Nerdy tidbits from my life as a software engineer

Tuesday, March 31, 2009

Very Annoying

I need to write some code that iterates through an array of IL byte code.  To do this, I need to be able to recognize a particular instruction and advance a pointer in an array.  It’s not that hard, except for one thing: there is no built-in array of OpCodes in the System.Reflection.Emit library.  This means in my code, I need to create a static array by hand just so I can iterate through it in a nice, clean, abstract way.  There are at least 100 OpCodes I’ll need to add to my list in order to do this.  So the question is, why doesn’t the OpCodes class define this array for me?  Wouldn’t that seem like a logical field to be in there?

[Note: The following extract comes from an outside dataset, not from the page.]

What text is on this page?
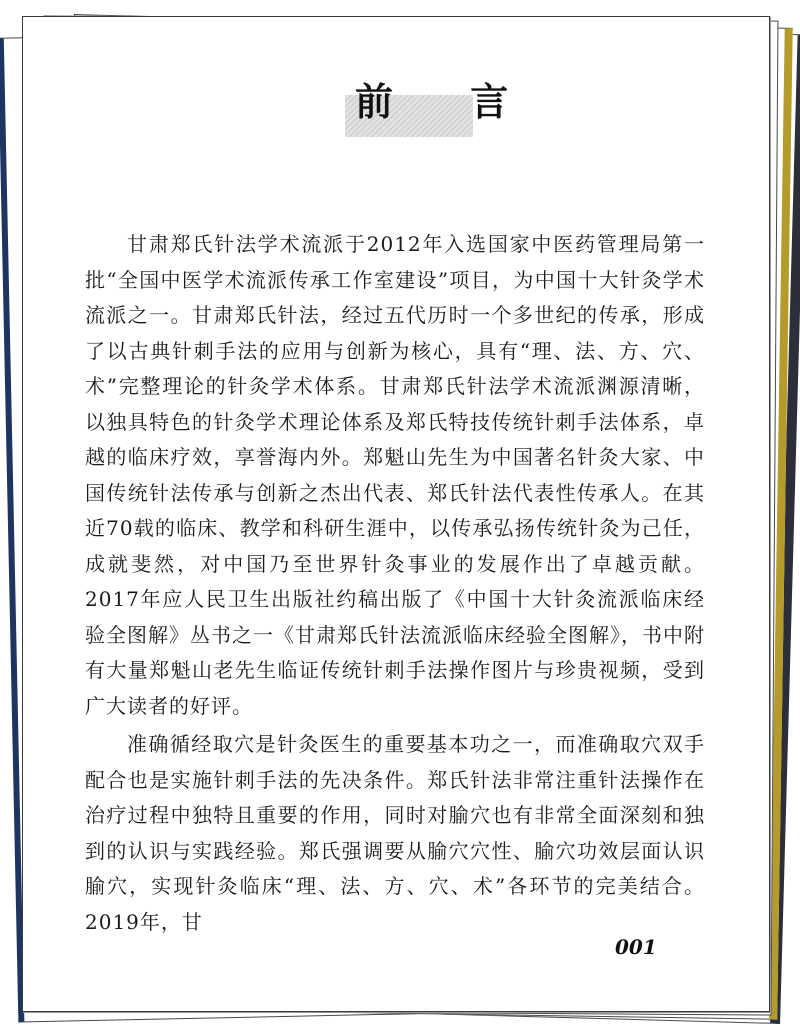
前 言

甘肃郑氏针法学术流派于2012年入选国家中医药管理局第一批“全国中医学术流派传承工作室建设”项目，为中国十大针灸学术流派之一。甘肃郑氏针法，经过五代历时一个多世纪的传承，形成了以古典针刺手法的应用与创新为核心，具有“理、法、方、穴、术”完整理论的针灸学术体系。甘肃郑氏针法学术流派渊源清晰，以独具特色的针灸学术理论体系及郑氏特技传统针刺手法体系，卓越的临床疗效，享誉海内外。郑魁山先生为中国著名针灸大家、中国传统针法传承与创新之杰出代表、郑氏针法代表性传承人。在其近70载的临床、教学和科研生涯中，以传承弘扬传统针灸为己任，成就斐然，对中国乃至世界针灸事业的发展作出了卓越贡献。2017年应人民卫生出版社约稿出版了《中国十大针灸流派临床经验全图解》丛书之一《甘肃郑氏针法流派临床经验全图解》，书中附有大量郑魁山老先生临证传统针刺手法操作图片与珍贵视频，受到广大读者的好评。

准确循经取穴是针灸医生的重要基本功之一，而准确取穴双手配合也是实施针刺手法的先决条件。郑氏针法非常注重针法操作在治疗过程中独特且重要的作用，同时对腧穴也有非常全面深刻和独到的认识与实践经验。郑氏强调要从腧穴穴性、腧穴功效层面认识腧穴，实现针灸临床“理、法、方、穴、术”各环节的完美结合。2019年，甘

001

I really hate tedious work.

Friday, March 27, 2009

In Defense Of Not Invented Here

Is it really so bad to reinvent the wheel?  Most people would say, “yes!”, and I would mostly agree.  But like all things in life, I think there are right answers, there are wrong answers, and there are questions that have no real answer.

You might think that on the surface there’s no point in writing your own continuous integration solution when there’s CruiseControl.net. But what if CruiseControl can’t do something your build process needs it to do?  Or what if it could work that way, but it would require so much work and take up so much time that the cost of making it work properly would outweigh the benefits?  At some point, you may wisely evaluate your situation and realize that, as much as you wish you could reuse somebody else's work, it’s simply not possible.  And then you’ll end up writing your own continuous integration solution – perhaps hating the fact that you have to, or maybe enjoying the experience – instead of using somebody else's.

Is that really such a terrible waste of resources?  After all, aren’t you better off having a continuous build solution than not having one at all?  Why are we lamenting the fact that somebody’s not using a solution that’s already out there when they can’t use it in the first place!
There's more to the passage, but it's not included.